Encore quelques mots.

Nous blâmons l’église quand elle est saturée d’intrigue, nous méprisons le spirituel âpre au temporel ; mais nous honorons partout l’homme pensif.

Nous saluons qui s’agenouille.

Une foi ; c’est là pour l’homme le nécessaire. Malheur à qui ne croit rien !

On n’est pas inoccupé parce qu’on est absorbé. Il y a le labeur visible et le labeur invisible.

Contempler, c’est labourer ; penser, c’est agir. Les bras croisés travaillent, les mains jointes font. Le regard au ciel est une œuvre.

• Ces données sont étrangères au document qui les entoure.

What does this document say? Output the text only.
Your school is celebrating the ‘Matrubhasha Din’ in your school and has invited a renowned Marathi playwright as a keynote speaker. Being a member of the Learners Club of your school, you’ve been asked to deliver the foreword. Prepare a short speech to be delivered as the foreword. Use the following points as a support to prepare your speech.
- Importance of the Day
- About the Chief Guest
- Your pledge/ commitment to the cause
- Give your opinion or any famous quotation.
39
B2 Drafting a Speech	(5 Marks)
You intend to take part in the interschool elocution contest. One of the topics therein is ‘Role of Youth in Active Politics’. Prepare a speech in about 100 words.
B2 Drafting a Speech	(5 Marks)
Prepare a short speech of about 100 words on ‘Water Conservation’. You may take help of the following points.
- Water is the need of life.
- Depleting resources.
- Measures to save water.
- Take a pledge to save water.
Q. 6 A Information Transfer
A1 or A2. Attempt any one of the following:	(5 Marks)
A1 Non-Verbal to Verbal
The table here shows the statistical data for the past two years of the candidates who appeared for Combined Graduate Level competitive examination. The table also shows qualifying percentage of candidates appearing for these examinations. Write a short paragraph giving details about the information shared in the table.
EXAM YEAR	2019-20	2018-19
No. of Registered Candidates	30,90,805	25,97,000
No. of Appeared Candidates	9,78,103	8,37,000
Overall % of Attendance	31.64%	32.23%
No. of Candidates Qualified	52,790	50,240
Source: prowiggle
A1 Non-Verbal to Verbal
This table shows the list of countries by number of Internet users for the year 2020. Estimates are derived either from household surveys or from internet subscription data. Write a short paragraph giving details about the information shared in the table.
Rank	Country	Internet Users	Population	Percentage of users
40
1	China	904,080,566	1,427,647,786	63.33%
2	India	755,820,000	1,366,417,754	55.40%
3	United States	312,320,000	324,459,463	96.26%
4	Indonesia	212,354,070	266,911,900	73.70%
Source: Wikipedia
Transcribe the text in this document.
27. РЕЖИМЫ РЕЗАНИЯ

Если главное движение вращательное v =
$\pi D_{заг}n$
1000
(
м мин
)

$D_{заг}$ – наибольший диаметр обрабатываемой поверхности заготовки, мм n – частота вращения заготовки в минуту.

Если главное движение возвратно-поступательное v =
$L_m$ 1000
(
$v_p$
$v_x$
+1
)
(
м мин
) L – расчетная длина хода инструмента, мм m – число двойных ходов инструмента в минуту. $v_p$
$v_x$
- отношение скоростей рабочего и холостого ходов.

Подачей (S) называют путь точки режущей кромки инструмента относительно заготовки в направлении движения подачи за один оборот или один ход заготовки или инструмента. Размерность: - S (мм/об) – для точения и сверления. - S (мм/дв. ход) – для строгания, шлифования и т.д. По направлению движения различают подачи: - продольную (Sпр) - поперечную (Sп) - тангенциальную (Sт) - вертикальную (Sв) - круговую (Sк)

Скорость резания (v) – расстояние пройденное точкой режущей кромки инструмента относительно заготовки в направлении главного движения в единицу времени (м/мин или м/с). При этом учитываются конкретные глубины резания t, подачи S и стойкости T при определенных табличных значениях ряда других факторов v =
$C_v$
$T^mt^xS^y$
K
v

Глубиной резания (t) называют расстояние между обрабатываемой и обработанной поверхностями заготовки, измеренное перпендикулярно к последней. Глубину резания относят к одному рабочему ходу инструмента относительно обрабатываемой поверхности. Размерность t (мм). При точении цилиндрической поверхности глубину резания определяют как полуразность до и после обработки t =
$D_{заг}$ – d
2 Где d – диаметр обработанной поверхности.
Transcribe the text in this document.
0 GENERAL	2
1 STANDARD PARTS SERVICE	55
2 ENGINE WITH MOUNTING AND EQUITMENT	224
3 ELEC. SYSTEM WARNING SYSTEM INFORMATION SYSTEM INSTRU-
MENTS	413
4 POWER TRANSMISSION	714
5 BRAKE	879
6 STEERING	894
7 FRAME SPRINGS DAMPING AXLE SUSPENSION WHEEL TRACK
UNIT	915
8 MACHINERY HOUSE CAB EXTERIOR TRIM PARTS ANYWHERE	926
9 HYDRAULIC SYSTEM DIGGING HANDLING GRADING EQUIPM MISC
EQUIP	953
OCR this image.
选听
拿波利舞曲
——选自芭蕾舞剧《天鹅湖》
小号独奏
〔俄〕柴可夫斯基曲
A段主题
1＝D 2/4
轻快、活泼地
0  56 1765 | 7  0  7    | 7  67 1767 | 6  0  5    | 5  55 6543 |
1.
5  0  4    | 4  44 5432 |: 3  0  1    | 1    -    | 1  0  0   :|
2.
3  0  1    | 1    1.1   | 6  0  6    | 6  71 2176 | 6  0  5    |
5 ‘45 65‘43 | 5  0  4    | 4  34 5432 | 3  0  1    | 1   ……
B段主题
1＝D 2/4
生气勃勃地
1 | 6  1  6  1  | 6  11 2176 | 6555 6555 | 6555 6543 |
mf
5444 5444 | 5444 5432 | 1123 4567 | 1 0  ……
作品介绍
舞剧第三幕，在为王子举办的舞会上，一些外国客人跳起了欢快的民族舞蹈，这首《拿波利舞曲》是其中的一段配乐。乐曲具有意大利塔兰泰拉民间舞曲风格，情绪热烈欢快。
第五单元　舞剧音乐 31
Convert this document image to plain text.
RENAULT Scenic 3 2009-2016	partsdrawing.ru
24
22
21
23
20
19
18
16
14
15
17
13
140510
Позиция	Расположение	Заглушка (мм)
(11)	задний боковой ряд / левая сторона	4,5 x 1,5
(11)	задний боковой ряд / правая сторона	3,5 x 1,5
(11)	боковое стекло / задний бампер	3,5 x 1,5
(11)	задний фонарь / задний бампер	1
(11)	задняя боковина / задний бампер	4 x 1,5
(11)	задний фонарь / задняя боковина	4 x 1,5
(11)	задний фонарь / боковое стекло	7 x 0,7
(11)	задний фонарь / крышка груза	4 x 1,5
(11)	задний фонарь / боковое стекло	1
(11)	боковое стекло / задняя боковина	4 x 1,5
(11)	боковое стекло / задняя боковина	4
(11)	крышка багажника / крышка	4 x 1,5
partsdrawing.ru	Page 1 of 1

Thalès resta quatre ans immobile. Il fonda la philosophie.

Pour nous les cénobites ne sont pas des oisifs, et les solitaires ne sont pas des fainéants.

Songer à l’Ombre est une chose sérieuse.

Sans rien infirmer de ce que nous venons de dire, nous croyons qu’un perpétuel souvenir du tombeau convient aux vivants. Sur ce point le prêtre et le philosophe sont d’accord. Il faut mourir. L’abbé de La Trappe donne la réplique à Horace.

Mêler à sa vie une certaine présence du sépulcre, c’est la loi du sage ; et c’est la loi de l’ascète. Sous ce rapport l’ascète et le sage convergent. Il y a la croissance matérielle ; nous la voulons. Il y a aussi la grandeur morale ; nous y tenons.

Les esprits irréfléchis et rapides disent :

— À quoi bon ces figures immobiles du côté du mystère ? à quoi servent-elles ? qu’est-ce qu’elles font ?

Hélas ! en présence de l’obscurité qui nous environne et qui nous attend, ne sachant pas ce que la dispersion immense fera de nous, nous répondons : Il n’y a pas d’œuvre plus sublime peut-être que celle que font ces âmes. Et nous ajoutons : Il n’y a peut-être pas de travail plus utile.

Il faut bien ceux qui prient toujours pour ceux qui ne prient jamais.

Pour nous, toute la question est dans la quantité de pensée qui se mêle à la prière.

Leibnitz priant, cela est grand ; Voltaire adorant, cela est beau. Deo erexit Voltaire.